Some background data:
Story:
Morocco: https://en.wikipedia.org/wiki/Morocco
Toubkal: https://en.wikipedia.org/wiki/Toubkal
Toubkal National Park: https://en.wikipedia.org/wiki/Toubkal_National_Park
Trekking: https://en.wikipedia.org/wiki/Backpacking_(hiking)
Hammam, Turkish bath: https://en.wikipedia.org/wiki/Hammam
Mountain hut: https://en.wikipedia.org/wiki/Mountain_hut
Environment:
Planetary resource consumption: https://en.wikipedia.org/wiki/Earth_Overshoot_Day
Package tours: https://en.wikipedia.org/wiki/Package_tour
Flying and CO2: https://ourworldindata.org/co2-emissions-from-aviation
Questions – see links above, books, Internet or digital media for answers:
1. Tourism. Tourism is a large industry in many countries. Since 1970’s increasing part of the visitors have been international and arrived with airplanes. 2018 aviation produced 2,5% of global CO2 emissions and all GHG (Green House Gases) considered and caused 3,5% of global warming. Clearly there are larger climatic problems, but as we consume about 1,7 times more renewable resources every year, than our blue planet can produce, we must start acting more sustainably on broad scale. Every percent count, since required 70% cannot be reached without systematic changes in our actions and operations.
So how could tourism be more sustainable? Sure, avoiding unnecessary daily washing of hotel towels and minimizing waste at buffet breakfasts is good. But should each of us consider bit harder, which flights are really necessary and how often they are “needed”. How could accommodation for tourists be more sustainable?
2. Trekking. Largest number of global tourists end up to urban areas, which is good, as there is infrastructure, that can handle large masses of people. Yet, it is possible to create sustainable paths and maintenance to wilderness, too. This aims in concentrating the human interference to certain routes, allowing then more undisturbed space for the animals and delicate nature.

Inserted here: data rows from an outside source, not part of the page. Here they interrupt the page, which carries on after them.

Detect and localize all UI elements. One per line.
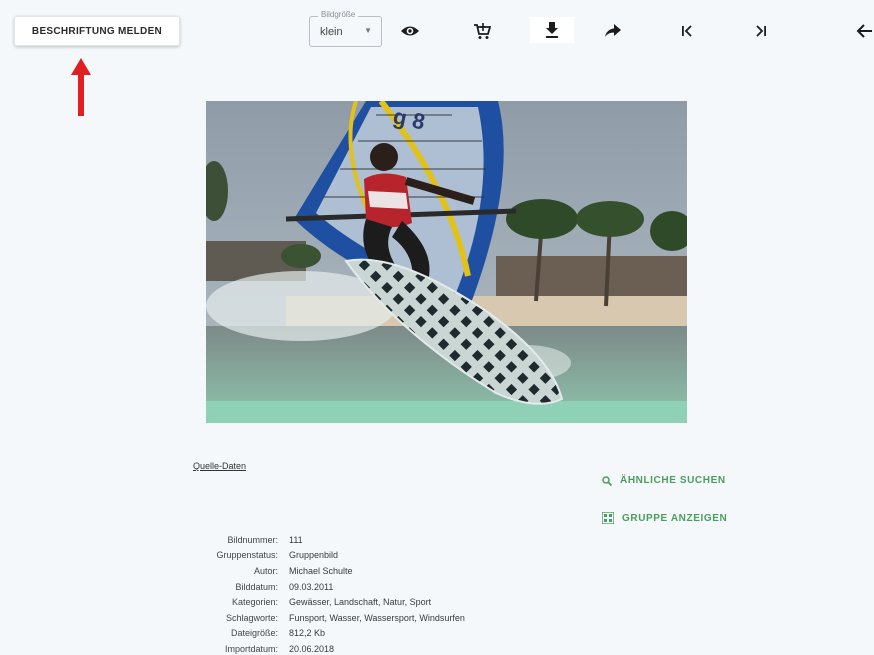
preview-button[interactable] [398,19,422,43]
metadata-value: 20.06.2018 [289,643,335,654]
metadata-value: Funsport, Wasser, Wassersport, Windsurfe… [289,612,465,623]
metadata-key: Autor: [253,565,278,576]
find-similar-label: ÄHNLICHE SUCHEN [620,475,726,486]
metadata-key: Schlagworte: [225,612,278,623]
dropdown-caret-icon: ▼ [364,26,372,35]
share-button[interactable] [601,19,625,43]
metadata-row: Bilddatum: 09.03.2011 [186,579,465,595]
search-icon [602,475,612,486]
metadata-key: Bilddatum: [235,581,278,592]
red-arrow-annotation [71,58,91,116]
group-grid-icon [602,512,614,524]
show-group-label: GRUPPE ANZEIGEN [622,512,728,524]
metadata-key: Gruppenstatus: [216,550,278,561]
back-button[interactable] [856,19,874,43]
image-metadata-table: Bildnummer: 111 Gruppenstatus: Gruppenbild… [186,532,465,655]
show-group-button[interactable]: GRUPPE ANZEIGEN [602,512,727,524]
windsurfing-photo: g 8 [206,101,687,423]
metadata-value: 111 [289,534,303,545]
metadata-value: Gewässer, Landschaft, Natur, Sport [289,597,432,608]
download-icon [546,22,558,38]
source-data-link[interactable]: Quelle-Daten [193,461,246,471]
back-icon [856,24,872,38]
image-size-select[interactable]: Bildgröße klein ▼ [309,10,382,47]
metadata-key: Importdatum: [224,643,278,654]
first-page-icon [682,25,692,37]
find-similar-button[interactable]: ÄHNLICHE SUCHEN [602,475,726,486]
metadata-row: Gruppenstatus: Gruppenbild [186,548,465,564]
metadata-row: Schlagworte: Funsport, Wasser, Wasserspor… [186,610,465,626]
metadata-key: Dateigröße: [230,628,278,639]
add-to-cart-button[interactable] [470,19,494,43]
eye-icon [401,26,419,36]
metadata-row: Autor: Michael Schulte [186,563,465,579]
first-page-button[interactable] [675,19,699,43]
image-size-value: klein [320,26,343,38]
metadata-value: Gruppenbild [289,550,339,561]
metadata-row: Importdatum: 20.06.2018 [186,641,465,655]
metadata-key: Kategorien: [231,597,278,608]
metadata-row: Bildnummer: 111 [186,532,465,548]
download-button[interactable] [530,17,574,43]
metadata-value: 812,2 Kb [289,628,326,639]
metadata-value: 09.03.2011 [289,581,334,592]
metadata-value: Michael Schulte [289,565,353,576]
last-page-icon [756,25,766,37]
report-caption-button[interactable]: BESCHRIFTUNG MELDEN [14,16,180,46]
metadata-row: Kategorien: Gewässer, Landschaft, Natur, … [186,594,465,610]
last-page-button[interactable] [749,19,773,43]
cart-add-icon [474,23,491,39]
image-size-legend: Bildgröße [318,10,359,19]
metadata-key: Bildnummer: [227,534,278,545]
metadata-row: Dateigröße: 812,2 Kb [186,626,465,642]
share-icon [605,24,621,37]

On the other hand, as human activities have launched the sixth extinction, we also need to act to slow it down. To do so, we need acceptance for the required actions of most people of the World. It easier to protect something, if you have experienced its value. So also urbanised people need to get a sense of beauty and uniqueness of the nature – weather in a park, shore, desert or a forest. Both on site and online.

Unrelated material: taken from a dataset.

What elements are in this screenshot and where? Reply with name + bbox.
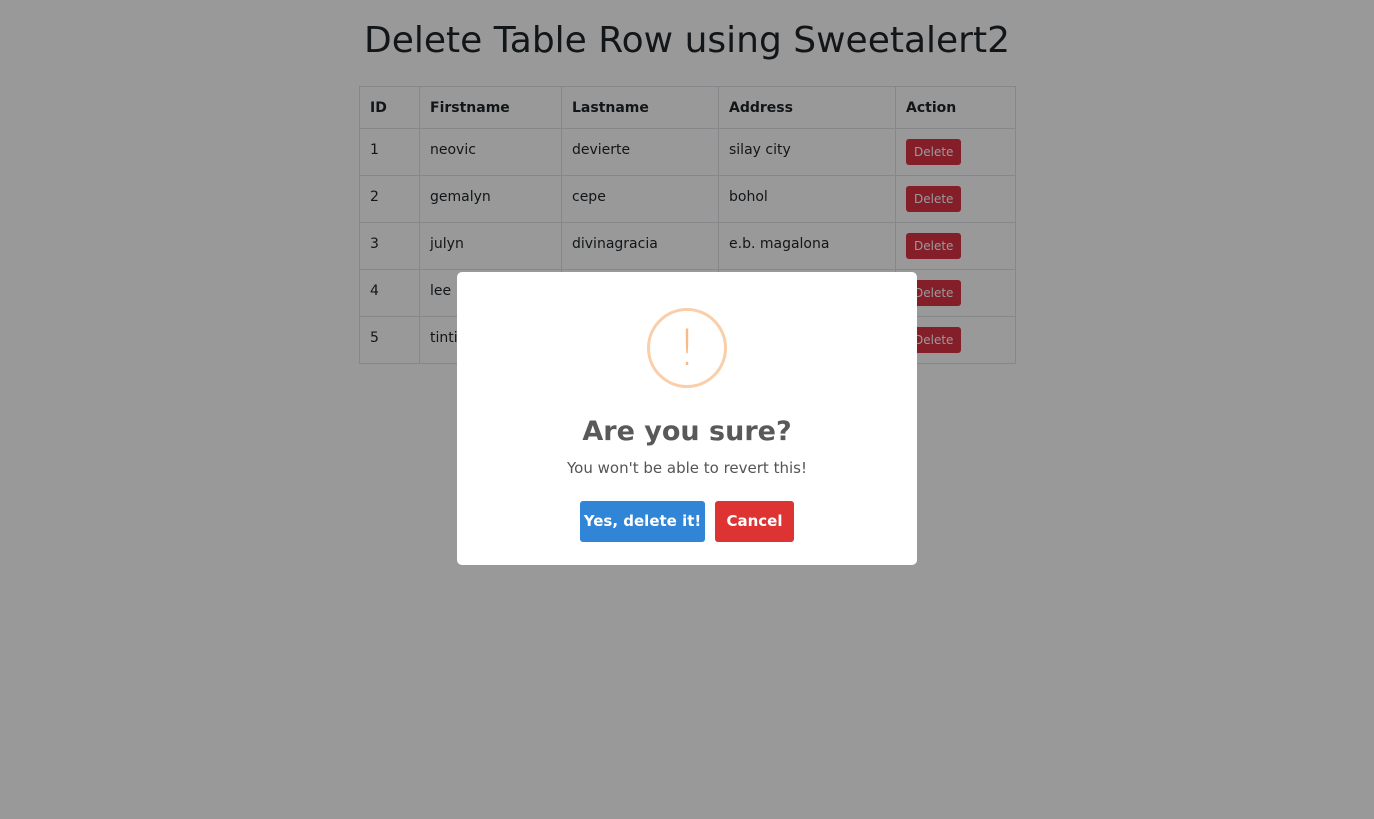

What should be done to conserve these frontiers? Should we extend waste management and other human infrastructure there? Or should the access to be limited somehow? What else could be done?
3. Sustainability and internationality. One reason for tourism is getting away from the everyday “rat race”. To get fresh ideas and to experience something different. Thanks to globalization there are colourful ethnic minorities in most countries and the sense of the “exotic” does not require boarding a jet plane. There are indoor spas in the north and indoor skating rinks in the south. World music and movies can be seen all over and most varied international kitchens available at last in larger cities.
So, could be challenge a bit our urges for “something different”. Instead of flying for a long weekend to Istanbul, could we have “Turkish day” – with a steam bath and Mediterranean cuisine at a neighbouring city / town? Maybe combined to some suitable events available there? Imagination is one of the great powers of mankind. How could we deploy it to be more sustainable?
4. Discuss. Your view: What thoughts did rise in your mind having read the story, browsing through the background material and answering to the three questions above? Discuss with your pair.